The news comes ahead of US black lung disease expert Dr Bob Cohen’s visit to Queensland and victims of the disease.
He is the expert who identified various black lung cases in Australia despite several Queensland medical professionals having initially cleared workers of the disease.
Construction Forestry Mining and Energy Union Queensland district president Stephen Smyth said while the union welcomed the Queensland government’s Coal Workers’ Pneumoconiosis Inquiry, the mining industry had to take responsibility for the disease and support its victims.
“We’ve now reached the 19th confirmed case of black lung in Australia in less than 18 months – and this number will likely rise,” he said.
“The mining industry cannot continue to turn a blind eye to its responsibility.
“The system of identifying and remedying the causes of the disease have clearly failed, and it is workers and their families who are paying the price.
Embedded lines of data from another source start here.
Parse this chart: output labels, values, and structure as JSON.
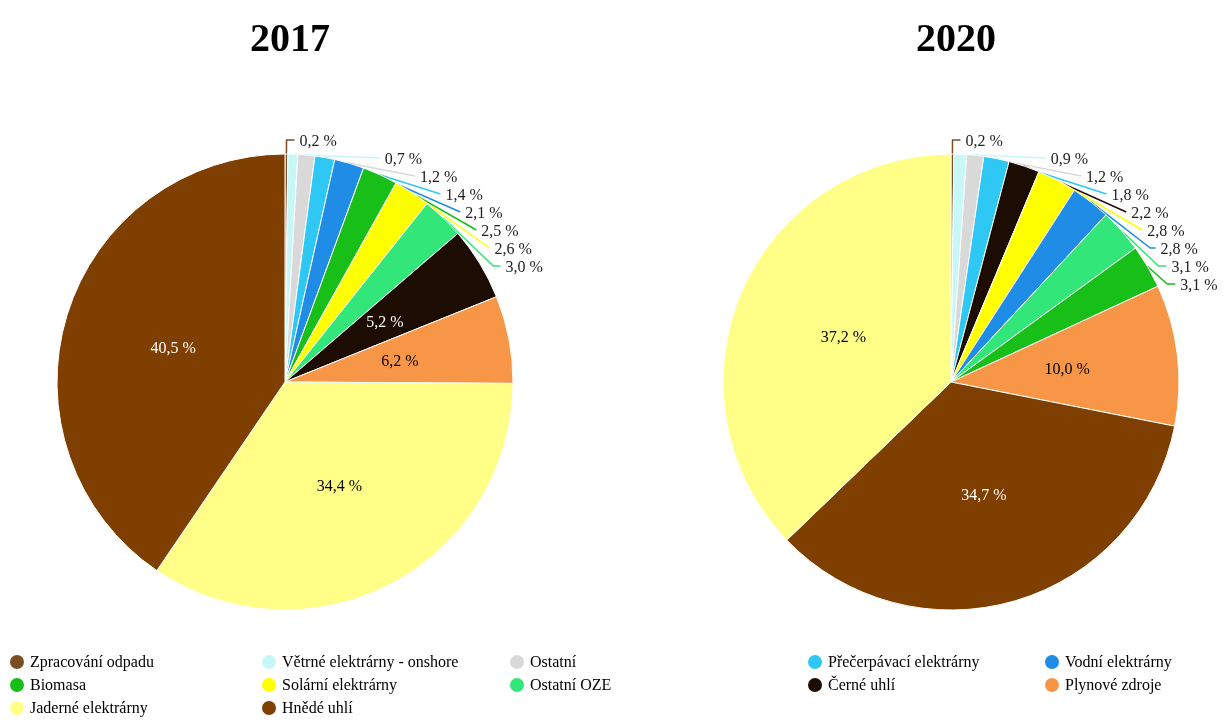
{
  "chart_data": [
    {
      "type": "pie",
      "title": "2017",
      "legend": "bottom",
      "categories": [
        "Zpracování odpadu",
        "Větrné elektrárny - onshore",
        "Ostatní",
        "Přečerpávací elektrárny",
        "Vodní elektrárny",
        "Biomasa",
        "Solární elektrárny",
        "Ostatní OZE",
        "Černé uhlí",
        "Plynové zdroje",
        "Jaderné elektrárny",
        "Hnědé uhlí"
      ],
      "values": [
        0.2,
        0.7,
        1.2,
        1.4,
        2.1,
        2.5,
        2.6,
        3.0,
        5.2,
        6.2,
        34.4,
        40.5
      ],
      "value_labels": [
        "0,2 %",
        "0,7 %",
        "1,2 %",
        "1,4 %",
        "2,1 %",
        "2,5 %",
        "2,6 %",
        "3,0 %",
        "5,2 %",
        "6,2 %",
        "34,4 %",
        "40,5 %"
      ],
      "colors": [
        "#7a4e22",
        "#c8f7f7",
        "#d9d9d9",
        "#2fc8f5",
        "#1f8ce6",
        "#19bf19",
        "#ffff00",
        "#33e67a",
        "#1c0c02",
        "#f79646",
        "#ffff88",
        "#7f3f00"
      ]
    },
    {
      "type": "pie",
      "title": "2020",
      "categories": [
        null,
        null,
        null,
        null,
        null,
        null,
        null,
        null,
        null,
        null,
        null,
        null
      ],
      "values": [
        0.2,
        0.9,
        1.2,
        1.8,
        2.2,
        2.8,
        2.8,
        3.1,
        3.1,
        10.0,
        34.7,
        37.2
      ],
      "value_labels": [
        "0,2 %",
        "0,9 %",
        "1,2 %",
        "1,8 %",
        "2,2 %",
        "2,8 %",
        "2,8 %",
        "3,1 %",
        "3,1 %",
        "10,0 %",
        "34,7 %",
        "37,2 %"
      ],
      "colors": [
        "#7a4e22",
        "#c8f7f7",
        "#d9d9d9",
        "#2fc8f5",
        "#1c0c02",
        "#ffff00",
        "#1f8ce6",
        "#33e67a",
        "#19bf19",
        "#f79646",
        "#7f3f00",
        "#ffff88"
      ]
    }
  ]
}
“The mining industry sits at the centre of the problem and it is the mining industry that needs to play a key role in supporting victims and their families.”
The union is calling for mining companies to fund a Victims’ Fund, paid for by an industry-funded levy of 10 cents on every tonne of coal produced in the state.
“This is a small price for mining giants to pay when many workers have already paid with their health and their lives,” Smyth said.
“Not only does black lung have a severe effect on workers’ health, it impacts their families and communities.”